Я уже не помнил, что он звался Моруччи! Намочив полотенце, я стал хлестать его по лицу. Он заворчал и попытался уткнуться головой поглубже в подушку. Я сбросил с него простыни и попробовал приподнять его.

— Плео!.. Вставайте!.. Вставайте!..

Послышались удары в стенку и крики откуда-то издалека:

— Да успокойтесь вы наконец!

Я растерянно стоял, склонившись над этим огромным распростертым телом. Взглянув на часы, я понял, что уже поздно. И в довершение всего Плео перевернулся на бок, свернулся калачиком и захрапел. Совсем выбившись из сил, испытывая непреодолимое отвращение, я сел на край кровати. Он будет спать непробудным сном еще целую вечность. В общем-то, я прекрасно понимал, что произошло. Ему не хотелось уезжать. Быть может, он не сознавал этого до конца и был вполне искренен, когда клялся, что хочет исчезнуть. Но… Но ему было страшно!

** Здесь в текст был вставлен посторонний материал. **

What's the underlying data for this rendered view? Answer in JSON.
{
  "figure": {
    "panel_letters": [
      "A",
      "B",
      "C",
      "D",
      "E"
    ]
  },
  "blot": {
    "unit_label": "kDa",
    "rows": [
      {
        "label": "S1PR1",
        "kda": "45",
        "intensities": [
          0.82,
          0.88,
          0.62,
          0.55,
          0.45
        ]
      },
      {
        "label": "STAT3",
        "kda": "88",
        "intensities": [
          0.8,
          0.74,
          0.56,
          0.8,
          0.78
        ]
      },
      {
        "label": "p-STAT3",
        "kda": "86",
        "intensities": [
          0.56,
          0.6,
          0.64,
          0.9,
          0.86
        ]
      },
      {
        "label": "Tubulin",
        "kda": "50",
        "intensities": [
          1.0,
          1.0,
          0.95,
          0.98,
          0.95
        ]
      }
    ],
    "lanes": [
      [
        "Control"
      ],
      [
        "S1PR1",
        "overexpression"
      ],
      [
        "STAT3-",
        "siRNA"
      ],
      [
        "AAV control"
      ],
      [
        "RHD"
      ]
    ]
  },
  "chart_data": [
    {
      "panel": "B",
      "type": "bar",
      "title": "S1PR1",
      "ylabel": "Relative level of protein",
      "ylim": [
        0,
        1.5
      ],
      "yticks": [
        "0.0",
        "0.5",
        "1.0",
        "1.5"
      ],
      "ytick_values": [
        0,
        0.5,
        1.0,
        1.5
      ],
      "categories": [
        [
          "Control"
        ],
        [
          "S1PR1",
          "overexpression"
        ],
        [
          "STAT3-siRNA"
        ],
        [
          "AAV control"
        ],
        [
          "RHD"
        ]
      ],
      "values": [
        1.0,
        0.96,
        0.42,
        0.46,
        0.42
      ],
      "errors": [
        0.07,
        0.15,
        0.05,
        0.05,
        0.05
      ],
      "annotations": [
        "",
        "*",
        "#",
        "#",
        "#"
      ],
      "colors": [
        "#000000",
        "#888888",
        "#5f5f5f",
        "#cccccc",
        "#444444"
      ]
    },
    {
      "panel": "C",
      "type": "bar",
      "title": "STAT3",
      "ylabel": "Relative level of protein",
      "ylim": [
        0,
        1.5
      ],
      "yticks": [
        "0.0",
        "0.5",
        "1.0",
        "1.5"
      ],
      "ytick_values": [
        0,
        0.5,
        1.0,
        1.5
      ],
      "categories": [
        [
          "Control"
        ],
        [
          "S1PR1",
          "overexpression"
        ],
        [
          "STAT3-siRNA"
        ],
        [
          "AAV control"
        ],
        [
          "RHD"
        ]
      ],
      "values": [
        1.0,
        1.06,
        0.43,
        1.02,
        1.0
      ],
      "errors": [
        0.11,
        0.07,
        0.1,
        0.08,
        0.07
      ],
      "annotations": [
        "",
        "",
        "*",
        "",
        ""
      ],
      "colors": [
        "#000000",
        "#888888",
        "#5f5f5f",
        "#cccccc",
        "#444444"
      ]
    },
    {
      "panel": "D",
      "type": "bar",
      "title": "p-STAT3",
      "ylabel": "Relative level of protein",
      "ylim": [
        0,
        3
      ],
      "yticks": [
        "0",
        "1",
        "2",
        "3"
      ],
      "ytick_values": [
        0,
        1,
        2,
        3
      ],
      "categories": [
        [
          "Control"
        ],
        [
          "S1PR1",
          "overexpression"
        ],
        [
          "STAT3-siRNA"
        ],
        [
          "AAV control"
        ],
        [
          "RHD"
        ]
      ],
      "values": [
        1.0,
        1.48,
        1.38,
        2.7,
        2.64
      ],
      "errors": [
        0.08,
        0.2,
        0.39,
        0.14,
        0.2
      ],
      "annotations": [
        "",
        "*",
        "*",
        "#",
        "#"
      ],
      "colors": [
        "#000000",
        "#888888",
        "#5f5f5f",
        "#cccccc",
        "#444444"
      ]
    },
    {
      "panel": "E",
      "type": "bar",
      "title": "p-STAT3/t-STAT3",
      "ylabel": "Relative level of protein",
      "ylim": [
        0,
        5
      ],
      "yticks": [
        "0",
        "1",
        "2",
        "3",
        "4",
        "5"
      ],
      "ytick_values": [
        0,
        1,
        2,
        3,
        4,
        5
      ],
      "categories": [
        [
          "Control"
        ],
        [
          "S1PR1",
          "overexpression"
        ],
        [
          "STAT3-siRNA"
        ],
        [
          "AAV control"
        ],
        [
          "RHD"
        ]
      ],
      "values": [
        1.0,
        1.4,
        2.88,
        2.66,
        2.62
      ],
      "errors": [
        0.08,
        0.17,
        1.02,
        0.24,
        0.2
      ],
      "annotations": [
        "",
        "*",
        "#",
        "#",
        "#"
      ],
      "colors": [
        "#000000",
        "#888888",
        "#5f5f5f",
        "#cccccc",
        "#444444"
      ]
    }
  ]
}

Он страшился того, что ожидало его там. Страшился еще более низкого падения. Нищеты. Бродяжничества. Вот почему он хватался за меня, словно утопающий. Но если утопающий парализует движения своего спасителя, тот имеет полное право отбросить его — пускай идет ко дну. Теперь, пожалуй, я оказался в положении человека, вынужденного прибегнуть в законной самозащите. Хоть это, по крайней мере, не вызывало сомнений. Нечего больше увиливать. Я еще раз взглянул на него — не человек, а отребье — и вышел.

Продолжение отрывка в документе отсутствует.